I first heard about this amendment at a CLE for public defenders. The speaker before me was talking about the impact of this amendment in the criminal prosecution/defense world in cases where someone is missing and foul play is suspected. Looking at the statute, I think it is going to raise some interesting issues in the future, for example:

  • What is meant by “catastrophic event”? There is no definition of the term. Does the phrase mean situations where a person has gone missing — like Zeb Hughes? Is the catastrophic event the presumed drowning? Is it the event that caused them to drown — Zeb’s mother thinks it was the turbulent waters of the Mississippi River although that is speculation. The speaker at the CLE said that he believed that the phrase “catastrophic event” was intended to be more like a hurricane or flood. That definition of catastrophic event would not cover the missing person situation without some kind of natural disaster or other widespread event. This interpretation is justifiable if based on the text but not if you look at legislative intent (and the title of the amendment).
  • There is also a question of what to include on the death certificate.
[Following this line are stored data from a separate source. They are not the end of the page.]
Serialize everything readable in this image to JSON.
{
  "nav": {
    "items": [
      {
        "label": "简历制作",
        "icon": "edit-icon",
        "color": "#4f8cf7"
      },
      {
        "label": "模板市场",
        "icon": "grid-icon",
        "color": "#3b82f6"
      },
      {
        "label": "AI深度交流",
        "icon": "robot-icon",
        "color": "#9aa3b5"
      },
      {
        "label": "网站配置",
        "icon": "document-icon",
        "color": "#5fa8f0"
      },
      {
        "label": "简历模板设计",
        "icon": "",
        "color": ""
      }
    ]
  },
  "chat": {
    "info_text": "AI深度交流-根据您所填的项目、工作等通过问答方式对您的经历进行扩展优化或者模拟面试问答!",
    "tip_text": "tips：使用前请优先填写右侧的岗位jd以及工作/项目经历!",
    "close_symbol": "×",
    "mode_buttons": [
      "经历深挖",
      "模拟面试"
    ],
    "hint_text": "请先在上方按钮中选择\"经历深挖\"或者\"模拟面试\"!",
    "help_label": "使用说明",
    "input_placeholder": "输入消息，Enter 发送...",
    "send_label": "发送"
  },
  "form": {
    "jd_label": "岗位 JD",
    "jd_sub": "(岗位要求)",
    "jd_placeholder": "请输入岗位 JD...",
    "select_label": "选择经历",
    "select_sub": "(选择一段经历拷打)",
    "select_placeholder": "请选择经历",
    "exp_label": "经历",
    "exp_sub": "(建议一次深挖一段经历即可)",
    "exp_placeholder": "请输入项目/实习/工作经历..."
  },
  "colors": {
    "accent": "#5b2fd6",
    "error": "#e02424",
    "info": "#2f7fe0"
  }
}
A medical examiner may be unwilling to sign off on a death certificate that states a presumed cause of death without having a body to confirm the cause of death.
  • There is also no provision for what happens if the person presumed to be dead ultimately reappears. The amendment to the statute specifically states that section (1) which provides that if a person presumed dead appears they are entitled to have their property restored.